Very bitter about this right now.

I want to give you my opinion of what you should do differently based on my experience. I can't speak for everyone because each case is different but I can at least give you my thoughts.

I was given three years with the program I'm in due to drugs being involved. The drugs were oxycodone and norco. This is the first time I had ever been in trouble with my nursing license and the law.

I won't deny I deserved consequences for my actions since I was taking the drugs from my employer. However, three years is a little excessive in my opinion. I believe a year or a year and a half would have been sufficient enough due to it being my first offense.

Employment is a huge issue. I believe these programs need to reach out to job sites or nursing jobs in general and ensure that they will work closely with these places if they hire nurses in the program. I dont care what type of job I get personally I just want a job. But because of my location and the fact i have a nursing license in one state as well as restrictions on where i can work, it created an issue of finding a job.

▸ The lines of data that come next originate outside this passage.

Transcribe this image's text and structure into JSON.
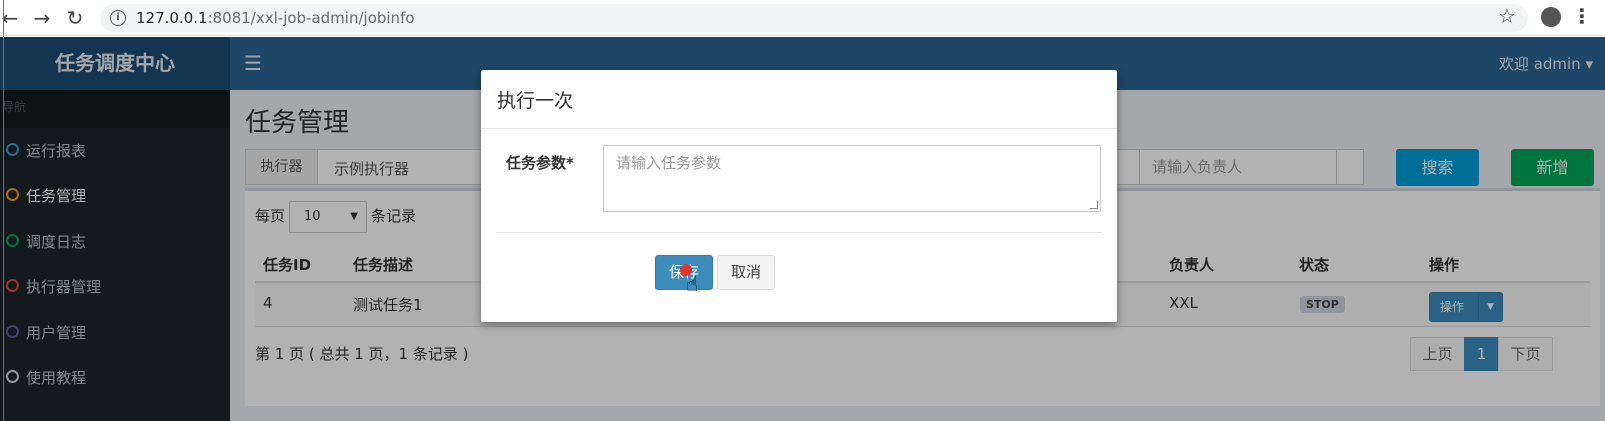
{
  "browser": {
    "url_host": "127.0.0.1",
    "url_rest": ":8081/xxl-job-admin/jobinfo",
    "info_icon": "i"
  },
  "header": {
    "logo": "任务调度中心",
    "user": "欢迎 admin ▾"
  },
  "sidebar": {
    "header": "导航",
    "items": [
      {
        "label": "运行报表",
        "color": "#3c9ad6"
      },
      {
        "label": "任务管理",
        "color": "#f39c12"
      },
      {
        "label": "调度日志",
        "color": "#00a65a"
      },
      {
        "label": "执行器管理",
        "color": "#dd4b39"
      },
      {
        "label": "用户管理",
        "color": "#605ca8"
      },
      {
        "label": "使用教程",
        "color": "#d2d6de"
      }
    ]
  },
  "main": {
    "title": "任务管理",
    "filter": {
      "executor_label": "执行器",
      "executor_value": "示例执行器",
      "owner_placeholder": "请输入负责人",
      "search_button": "搜索",
      "add_button": "新增"
    },
    "perpage": {
      "prefix": "每页",
      "value": "10",
      "suffix": "条记录"
    },
    "table": {
      "headers": [
        "任务ID",
        "任务描述",
        "负责人",
        "状态",
        "操作"
      ],
      "rows": [
        {
          "id": "4",
          "desc": "测试任务1",
          "owner": "XXL",
          "status": "STOP",
          "op": "操作"
        }
      ]
    },
    "paging_info": "第 1 页 ( 总共 1 页，1 条记录 )",
    "pager": {
      "prev": "上页",
      "current": "1",
      "next": "下页"
    }
  },
  "modal": {
    "title": "执行一次",
    "param_label": "任务参数*",
    "param_placeholder": "请输入任务参数",
    "save_button": "保存",
    "cancel_button": "取消"
  }
}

It's sad to say that i was treated better with the courts than i am with the board of nursing and the program I'm in. The judge put me on unsupervised probation for 6 months. I went to talk to my probation officer for the first time and sign paper work. She asked how long I was on monitoring with the program I was in for nursing. I told her three years. She didn't believe me. I showed her the paper work and even she said that was way too long for my first offense.

I hope you ment it when you said you do care and you want to hear nurses opinions. I think the program could be greatly improved and really help nurses who are impaired.

Mine is 3 years as well. Never abused drugs at any other time in my life, never been in any legal trouble. The job stipulations are ridiculous and I'm forced to work at a place where they'll hire anyone with a license and a pulse, further jeopardizing my license!

Being clean and sober 27 months, having an EGT come back invalid deemed to be unreadable due to possible UTI issues. And now waiting 12 days on the latest test results to come back wondering what will happen with another invalid. It gets tiring when you've put your soul into sobriety and have to worry about your fate based on lab results.